Form 8-K

UNITED STATES

SECURITIES AND EXCHANGE COMMISSION

WASHINGTON, DC 20549

 


FORM 8-K

 


CURRENT REPORT

Pursuant to Section 13 or 15(d) of the

Securities Exchange Act of 1934

Date of report (Date of earliest event reported): March 15, 2007

 


PILGRIM’S PRIDE CORPORATION

(Exact Name of Registrant as Specified in its Charter)

 


 

Delaware   1-9273   75-1285071

(State or Other Jurisdiction

of Incorporation)

  (Commission File Number)  

(IRS Employer

Identification No.)

 

4845 US Hwy. 271 N.

Pittsburg, Texas

  75686-0093
(Address of Principal Executive Offices)   (ZIP Code)

Registrant’s telephone number, including area code: (903) 434-1000

Not Applicable

(Former Name or Former Address, if Changed Since Last Report)

 


Check the appropriate box below if the Form 8-K filing is intended to simultaneously satisfy the filing obligation of the registrant under any of the following provisions:

 

q Written communications pursuant to Rule 425 under the Securities Act (17 CFR 230.425)

 

q Soliciting material pursuant to Rule 14a-12 under the Exchange Act (17 CFR 240.14a-12)

 

q Pre-commencement communications pursuant to Rule 14d-2(b) under the Exchange Act (17 CFR 240.14d-2(b))

 

q Pre-commencement communications pursuant to Rule 13e-4(c) under the Exchange Act (17 CFR 240.13e-4(c))

 



Item 1.01. Entry into a Material Definitive Agreement.
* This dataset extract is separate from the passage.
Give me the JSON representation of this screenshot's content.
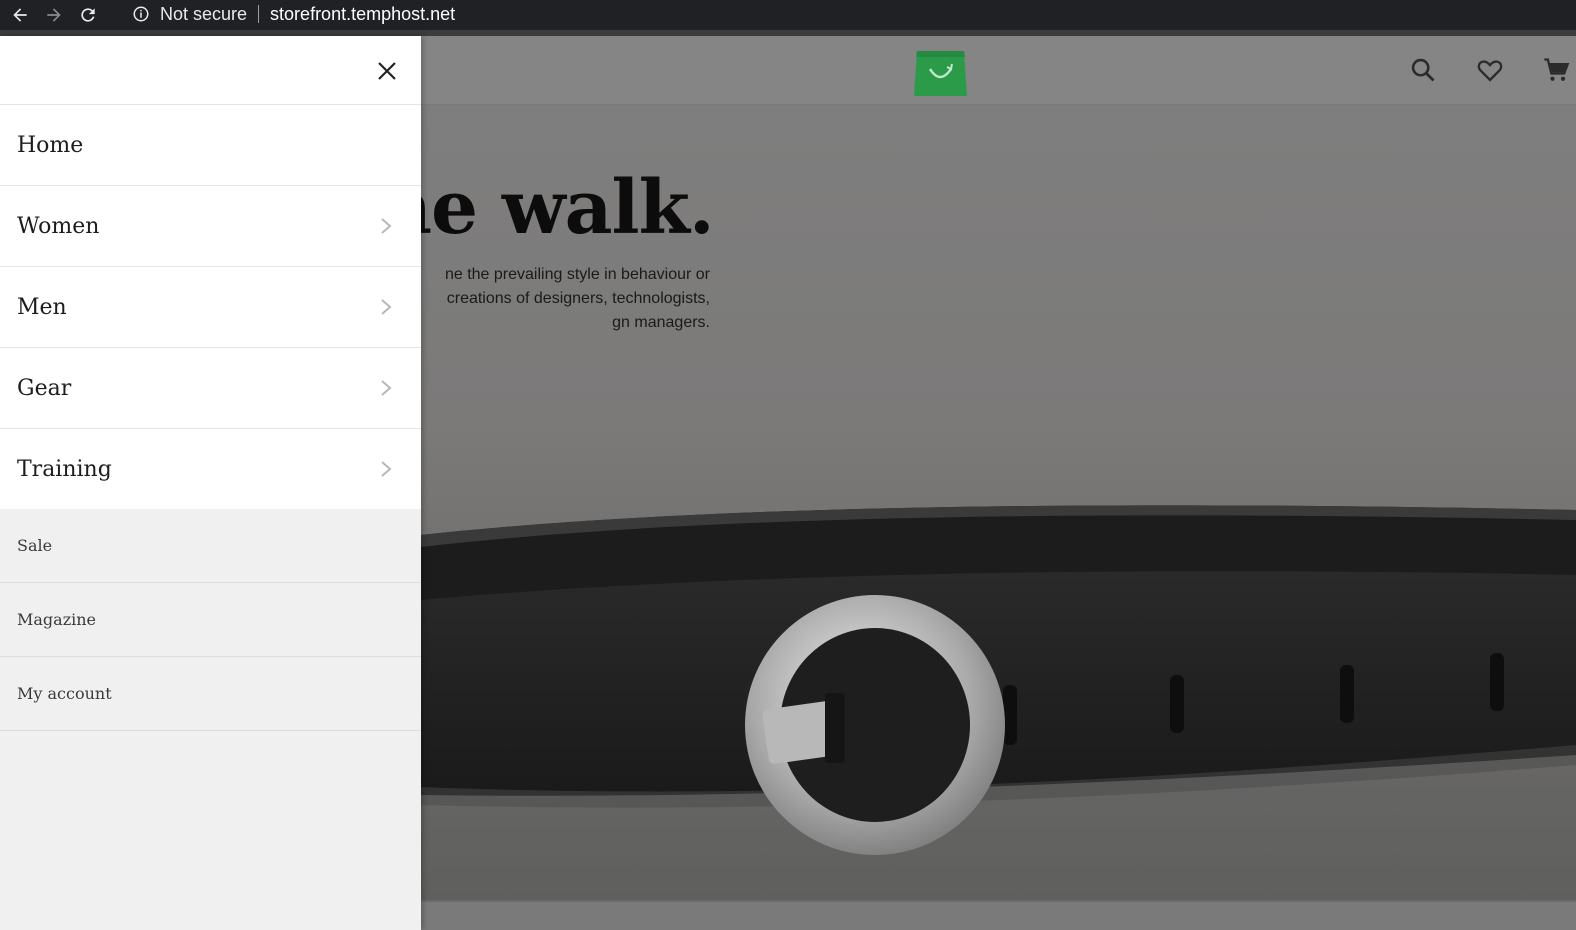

On March 15, 2007, Pilgrim’s Pride Corporation (the “Company”), Avícola Pilgrim’s Pride de México, S. de R.L. de C.V. (the “Borrower”), and certain Mexico subsidiaries of the Borrower (the “Subsidiary Guarantors”) entered into a First Amendment to Credit Agreement (the “First Amendment”) with ING Capital LLC, as lead arranger and as administrative agent, and the lenders signatory thereto (the “Lenders”), amending the Borrower’s Credit Agreement, dated as of September 25, 2006 with the Company, the Subsidiary Guarantors, ING Capital LLC and the other Lenders (the “Credit Agreement”).
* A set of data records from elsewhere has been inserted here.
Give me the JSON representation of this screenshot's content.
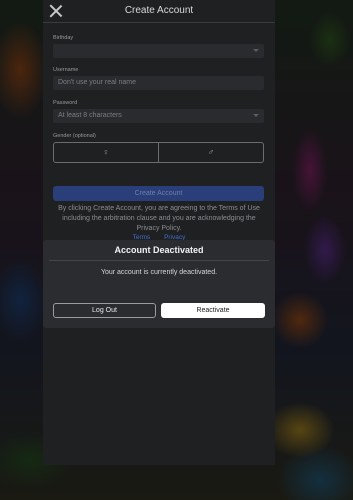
{
  "header": {
    "title": "Create Account"
  },
  "form": {
    "birthday_label": "Birthday",
    "username_label": "Username",
    "username_placeholder": "Don't use your real name",
    "password_label": "Password",
    "password_placeholder": "At least 8 characters",
    "gender_label": "Gender (optional)",
    "gender_female_icon": "♀",
    "gender_male_icon": "♂",
    "create_button": "Create Account",
    "terms_text": "By clicking Create Account, you are agreeing to the Terms of Use including the arbitration clause and you are acknowledging the Privacy Policy.",
    "terms_link": "Terms",
    "privacy_link": "Privacy"
  },
  "modal": {
    "title": "Account Deactivated",
    "message": "Your account is currently deactivated.",
    "logout_button": "Log Out",
    "reactivate_button": "Reactivate"
  },
  "icons": {
    "close": "close-icon",
    "dropdown": "chevron-down-icon",
    "gender_female": "female-icon",
    "gender_male": "male-icon"
  },
  "colors": {
    "create_button": "#2a3e7a",
    "link": "#3f6fd0",
    "modal_bg": "#2b2c2f",
    "reactivate_bg": "#ffffff"
  }
}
In connection and pursuant to the First Amendment, the Borrower repaid USD$25 million of principal outstanding under the Credit Agreement and permanently reduced the aggregate commitment under the Credit Agreement from USD$75 million to USD$50 million. In addition, the First Amendment amended the Credit Agreement to permit the conversion of unused revolving loan commitments from dollars to pesos or vice versa and to eliminate the mandatory prepayment provisions under the Credit Agreement.
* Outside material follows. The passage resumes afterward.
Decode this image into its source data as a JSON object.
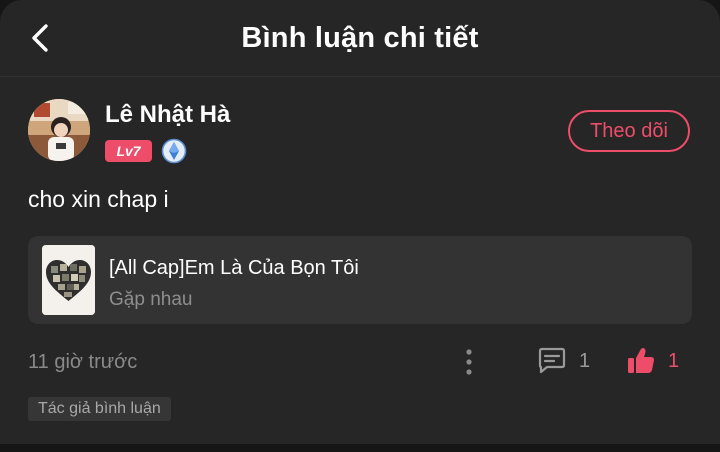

A copy of the First Amendment is filed as Exhibit 10.01 to this Current Report on Form 8-K and is incorporated herein by reference. The foregoing description of the First Amendment is a summary description and does not purport to be a complete statement of the parties’ rights and obligations under the First Amendment and the transactions contemplated therein, and is qualified in its entirety by reference to the copy of the agreement incorporated herein by reference.

 

Item 9.01 Financial Statements and Exhibits.

 

(d) Exhibits

 

Exhibit
Number
  

Description

10.01    First Amendment to Credit Agreement, dated as of March 15, 2007, by and among the Borrower, the Company, the Subsidiary Guarantors, ING Capital LLC, and the Lenders.


Signatures

Pursuant to the requirements of the Securities Exchange Act of 1934, the registrant has duly caused this report to be signed on its behalf by the undersigned hereunto duly authorized.

 

  PILGRIM’S PRIDE CORPORATION
Date: March 20, 2007   By:  

/s/ Richard A. Cogdill

    Richard A. Cogdill
    Chief Financial Officer, Secretary and Treasurer


Index to Exhibits

 

Exhibit
Number
  

Description

10.01    First Amendment to Credit Agreement, dated as of March 15, 2007, by and among the Borrower, the Company, the Subsidiary Guarantors, ING Capital LLC, and the Lenders.